0

In my project I am calculating HOG features on GPU for different levels in the same image. My aim is to detect the following objects.
1. Truck
2. Car
3. Person
Most important question is the selection of window size in case of multi class object detector. This post provide a very good base but it does not provide an answer for the selection of window size in case of multi class feature.
To solve this problem I calculated the HOG features of each positive image at different levels/resolution keeping the window size(48*96) same but the file for each image is around 600 MB which is too large.
Please let me know how to select the window size, block size and cell size in case of multi class object detection. Here is my code that I used to calculate the HOG features.

void App::run()
{
    unsigned int count = 1;
    FileStorage fs;
    running = true;

    //int width;
    //int height;

    Size win_size(args.win_width, args.win_width * 2); 
    Size win_stride(args.win_stride_width, args.win_stride_height);

    cv::gpu::HOGDescriptor gpu_hog(win_size, Size(16, 16), Size(8, 8), Size(8, 8), 9,
                                   cv::gpu::HOGDescriptor::DEFAULT_WIN_SIGMA, 0.2, gamma_corr,
                                   cv::gpu::HOGDescriptor::DEFAULT_NLEVELS);

    VideoCapture vc("/home/ubuntu/Desktop/getdescriptor/images/image%d.jpg");
    Mat frame;
    Mat Left;
    Mat img_aux, img, img_to_show, img_new;
    cv::Mat temp;
    gpu::GpuMat gpu_img, descriptors, new_img;

    char cbuff[20];



    while (running)
    {

        vc.read(frame);


        if (!frame.empty())
        {
            workBegin();

            width  = frame.rows;
            height = frame.cols;

            sprintf (cbuff, "%04d", count);

            // Change format of the image
            if (make_gray) cvtColor(frame, img_aux, CV_BGR2GRAY);
            else if (use_gpu) cvtColor(frame, img_aux, CV_BGR2BGRA);
            else Left.copyTo(img_aux);

            // Resize image
            if (args.resize_src) resize(img_aux, img, Size(args.width, args.height));
            else img = img_aux;
            img_to_show = img;

            gpu_hog.nlevels = nlevels;

            hogWorkBegin();
            if (use_gpu)
            {
                gpu_img.upload(img);
                new_img.upload(img_new);

                fs.open(cbuff, FileStorage::WRITE);


                for(int levels = 0; levels < nlevels; levels++)
                {
                gpu_hog.getDescriptors(gpu_img, win_stride, descriptors, cv::gpu::HOGDescriptor::DESCR_FORMAT_ROW_BY_ROW);
                descriptors.download(temp);

                //printf("size %d %d\n", temp.rows, temp.cols);

                fs <<"level" << levels;                
                fs << "features" << temp;

                cout<<"("<<width<<","<<height<<")"<<endl;

                width =  round(width/scale);
                height = round(height/scale);

                if( width < win_size.width || height < win_size.height )
                break;

                cout<<"Levels "<<levels<<endl;

                resize(img,img_new,Size(width,height));
                scale *= scale;
                }

                cout<<count<< " Image feature calculated !"<<endl;
                count++;
                //width = 640; height = 480;
                scale = 1.05;

            }

            hogWorkEnd();
            fs.release();
          }
           else  running = false;
       }
} 
Community
  • 1
  • 1
shah
  • 311
  • 3
  • 20

1 Answers1

2

The window size should be chosen, s.t. the object(s) you want to detect fit into the window. If you want to have different window sizes for different types this might become tricky.

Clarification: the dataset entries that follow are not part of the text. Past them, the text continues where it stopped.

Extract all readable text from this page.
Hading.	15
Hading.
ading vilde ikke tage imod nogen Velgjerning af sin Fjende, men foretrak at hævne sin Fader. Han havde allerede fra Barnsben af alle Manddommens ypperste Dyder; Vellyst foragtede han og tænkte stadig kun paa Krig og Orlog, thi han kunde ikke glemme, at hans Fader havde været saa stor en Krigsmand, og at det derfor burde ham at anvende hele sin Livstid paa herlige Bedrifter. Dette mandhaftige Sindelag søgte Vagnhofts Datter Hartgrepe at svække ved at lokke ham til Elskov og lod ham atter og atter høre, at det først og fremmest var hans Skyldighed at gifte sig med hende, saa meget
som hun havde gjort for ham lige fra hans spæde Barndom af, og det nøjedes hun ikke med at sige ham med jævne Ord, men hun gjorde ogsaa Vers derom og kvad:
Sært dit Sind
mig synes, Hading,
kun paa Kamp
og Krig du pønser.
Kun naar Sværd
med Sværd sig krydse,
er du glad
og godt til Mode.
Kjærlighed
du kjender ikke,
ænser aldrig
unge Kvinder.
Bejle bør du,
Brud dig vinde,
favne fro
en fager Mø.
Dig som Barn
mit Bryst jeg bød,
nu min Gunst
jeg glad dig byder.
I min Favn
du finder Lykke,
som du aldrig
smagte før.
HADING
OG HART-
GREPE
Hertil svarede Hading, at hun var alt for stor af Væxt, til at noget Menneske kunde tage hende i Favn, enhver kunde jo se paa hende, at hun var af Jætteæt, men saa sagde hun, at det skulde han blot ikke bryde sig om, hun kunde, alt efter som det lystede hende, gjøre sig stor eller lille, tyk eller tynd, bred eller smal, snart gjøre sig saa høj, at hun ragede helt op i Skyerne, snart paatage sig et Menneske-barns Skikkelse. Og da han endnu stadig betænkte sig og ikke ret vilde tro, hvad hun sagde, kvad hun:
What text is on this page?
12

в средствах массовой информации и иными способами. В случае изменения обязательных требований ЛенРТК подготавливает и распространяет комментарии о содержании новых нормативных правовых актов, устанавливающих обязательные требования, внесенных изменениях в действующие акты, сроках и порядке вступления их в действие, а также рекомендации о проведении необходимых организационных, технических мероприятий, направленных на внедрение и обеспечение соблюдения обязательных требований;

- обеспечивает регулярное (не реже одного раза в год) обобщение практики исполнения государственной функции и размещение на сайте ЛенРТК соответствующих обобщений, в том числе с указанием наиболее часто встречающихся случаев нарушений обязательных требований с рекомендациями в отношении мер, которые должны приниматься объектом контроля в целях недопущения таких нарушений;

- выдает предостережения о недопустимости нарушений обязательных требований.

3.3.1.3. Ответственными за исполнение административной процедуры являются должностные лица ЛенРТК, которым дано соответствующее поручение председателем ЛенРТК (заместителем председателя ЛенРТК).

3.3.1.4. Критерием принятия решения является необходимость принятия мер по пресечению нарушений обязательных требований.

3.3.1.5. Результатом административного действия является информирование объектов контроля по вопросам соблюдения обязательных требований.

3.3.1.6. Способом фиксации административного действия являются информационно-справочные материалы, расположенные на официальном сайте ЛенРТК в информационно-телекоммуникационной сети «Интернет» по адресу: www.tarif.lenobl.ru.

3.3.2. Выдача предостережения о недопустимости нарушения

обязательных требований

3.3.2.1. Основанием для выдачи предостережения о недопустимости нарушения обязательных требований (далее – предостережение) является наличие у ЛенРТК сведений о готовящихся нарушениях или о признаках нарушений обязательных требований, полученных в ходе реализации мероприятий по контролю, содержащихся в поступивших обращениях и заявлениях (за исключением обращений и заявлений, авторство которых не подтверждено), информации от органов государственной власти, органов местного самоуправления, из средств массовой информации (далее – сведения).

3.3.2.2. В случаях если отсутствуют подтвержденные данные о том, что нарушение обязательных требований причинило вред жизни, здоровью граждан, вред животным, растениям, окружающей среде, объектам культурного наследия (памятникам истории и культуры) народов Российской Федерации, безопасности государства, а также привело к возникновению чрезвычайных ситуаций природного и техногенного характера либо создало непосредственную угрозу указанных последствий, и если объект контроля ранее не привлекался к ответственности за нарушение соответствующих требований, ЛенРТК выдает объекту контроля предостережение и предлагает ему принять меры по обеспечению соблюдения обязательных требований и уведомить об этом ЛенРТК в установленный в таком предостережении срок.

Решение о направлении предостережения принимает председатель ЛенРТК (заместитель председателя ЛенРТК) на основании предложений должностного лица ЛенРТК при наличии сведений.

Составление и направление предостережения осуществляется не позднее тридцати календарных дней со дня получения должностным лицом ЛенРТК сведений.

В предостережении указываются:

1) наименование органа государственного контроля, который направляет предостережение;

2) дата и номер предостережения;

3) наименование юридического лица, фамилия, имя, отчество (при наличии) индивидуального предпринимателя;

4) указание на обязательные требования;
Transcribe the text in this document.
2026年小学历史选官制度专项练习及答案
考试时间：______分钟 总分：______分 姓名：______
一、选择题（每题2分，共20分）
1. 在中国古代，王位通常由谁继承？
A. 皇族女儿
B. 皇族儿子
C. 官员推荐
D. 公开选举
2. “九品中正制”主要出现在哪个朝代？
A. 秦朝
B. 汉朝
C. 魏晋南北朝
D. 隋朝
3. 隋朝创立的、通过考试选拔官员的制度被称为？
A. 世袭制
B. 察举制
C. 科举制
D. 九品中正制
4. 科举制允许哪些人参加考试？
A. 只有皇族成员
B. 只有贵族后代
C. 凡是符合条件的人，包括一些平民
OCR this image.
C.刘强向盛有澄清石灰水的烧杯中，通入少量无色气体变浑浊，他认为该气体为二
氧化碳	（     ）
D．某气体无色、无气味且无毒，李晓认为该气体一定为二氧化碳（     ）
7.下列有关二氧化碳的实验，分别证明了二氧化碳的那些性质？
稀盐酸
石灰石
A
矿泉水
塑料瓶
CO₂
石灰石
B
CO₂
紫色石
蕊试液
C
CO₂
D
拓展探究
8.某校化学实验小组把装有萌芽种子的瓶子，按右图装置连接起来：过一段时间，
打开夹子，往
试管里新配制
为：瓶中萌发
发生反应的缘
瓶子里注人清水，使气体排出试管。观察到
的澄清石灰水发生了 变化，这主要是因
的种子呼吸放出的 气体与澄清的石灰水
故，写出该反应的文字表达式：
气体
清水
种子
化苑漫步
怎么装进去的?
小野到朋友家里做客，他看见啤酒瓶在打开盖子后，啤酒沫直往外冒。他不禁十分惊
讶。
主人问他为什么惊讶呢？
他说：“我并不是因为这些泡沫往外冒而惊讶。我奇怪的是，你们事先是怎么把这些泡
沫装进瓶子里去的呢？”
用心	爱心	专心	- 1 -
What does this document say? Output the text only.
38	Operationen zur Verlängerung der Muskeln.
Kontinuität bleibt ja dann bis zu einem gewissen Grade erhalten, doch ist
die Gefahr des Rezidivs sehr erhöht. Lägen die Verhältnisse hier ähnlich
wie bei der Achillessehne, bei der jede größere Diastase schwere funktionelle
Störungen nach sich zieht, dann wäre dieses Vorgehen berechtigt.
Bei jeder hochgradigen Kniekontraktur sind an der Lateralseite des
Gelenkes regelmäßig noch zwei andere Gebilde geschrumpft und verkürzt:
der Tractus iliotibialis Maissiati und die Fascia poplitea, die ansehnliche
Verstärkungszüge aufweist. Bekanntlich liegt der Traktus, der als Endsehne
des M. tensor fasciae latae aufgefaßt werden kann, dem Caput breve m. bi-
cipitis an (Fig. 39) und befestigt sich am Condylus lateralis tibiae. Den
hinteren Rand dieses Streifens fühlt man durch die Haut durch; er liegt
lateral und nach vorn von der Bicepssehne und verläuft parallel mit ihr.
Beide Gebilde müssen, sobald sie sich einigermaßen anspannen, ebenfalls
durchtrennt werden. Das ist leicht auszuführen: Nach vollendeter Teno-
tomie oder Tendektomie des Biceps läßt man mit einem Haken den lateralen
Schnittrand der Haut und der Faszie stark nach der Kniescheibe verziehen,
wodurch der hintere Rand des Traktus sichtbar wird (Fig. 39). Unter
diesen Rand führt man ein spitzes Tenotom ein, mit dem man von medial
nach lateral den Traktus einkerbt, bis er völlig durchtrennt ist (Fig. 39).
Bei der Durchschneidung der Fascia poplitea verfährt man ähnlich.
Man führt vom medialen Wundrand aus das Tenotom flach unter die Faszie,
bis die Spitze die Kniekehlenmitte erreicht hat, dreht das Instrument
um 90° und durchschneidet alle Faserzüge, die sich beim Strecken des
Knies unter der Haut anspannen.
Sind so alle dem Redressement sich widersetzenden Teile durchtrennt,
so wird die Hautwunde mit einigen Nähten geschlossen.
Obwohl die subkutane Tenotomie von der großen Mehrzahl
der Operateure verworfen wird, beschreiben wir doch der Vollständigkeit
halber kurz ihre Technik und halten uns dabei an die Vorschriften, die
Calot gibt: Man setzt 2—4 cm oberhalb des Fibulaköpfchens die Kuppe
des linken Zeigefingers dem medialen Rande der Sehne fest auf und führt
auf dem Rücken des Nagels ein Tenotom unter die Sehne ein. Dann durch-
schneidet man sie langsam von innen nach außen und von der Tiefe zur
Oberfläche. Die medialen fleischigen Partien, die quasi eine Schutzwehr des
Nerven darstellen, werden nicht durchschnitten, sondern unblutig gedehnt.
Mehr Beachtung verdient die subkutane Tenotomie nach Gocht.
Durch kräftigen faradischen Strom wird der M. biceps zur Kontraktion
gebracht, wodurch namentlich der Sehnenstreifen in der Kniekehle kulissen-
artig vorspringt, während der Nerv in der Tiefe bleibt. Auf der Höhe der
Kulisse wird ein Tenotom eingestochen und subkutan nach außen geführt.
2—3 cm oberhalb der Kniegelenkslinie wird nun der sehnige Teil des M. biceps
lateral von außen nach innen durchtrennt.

Usually what you do is the following

  1. Take training data for each type of objects, and train [number of object types] many models using the features extracted at the known position of the objects.
  2. Then you take each test image and use a sliding window approach to extract features at each location. These features are then compared to each model. If one of the models lead to a score higher than a certain threshold you have found this object. If more than one model scores higher than the threshold simply take the one scoring highest.

If you want to use differently sized detection windows you will get feature vectors of different size (by nature of the HoG features). The tricky thing is, that in the testing phase you have to use as many sliding windows as object types you use. This would definitely work, but you have to process each testing image several times leading to higher processing time)

To answer your question of the sizes: There is no value I can give you, it always depends on your images. Using an image pyramid as you mentioned above is a good way to deal with differently scaled objects.

  • window size: the whole object should fit in; has to be divisible by block size
  • block size has to be divisible by cell size

Sample code for visualization of HoG features can be found here. This also helps understand how the feature vectors look like.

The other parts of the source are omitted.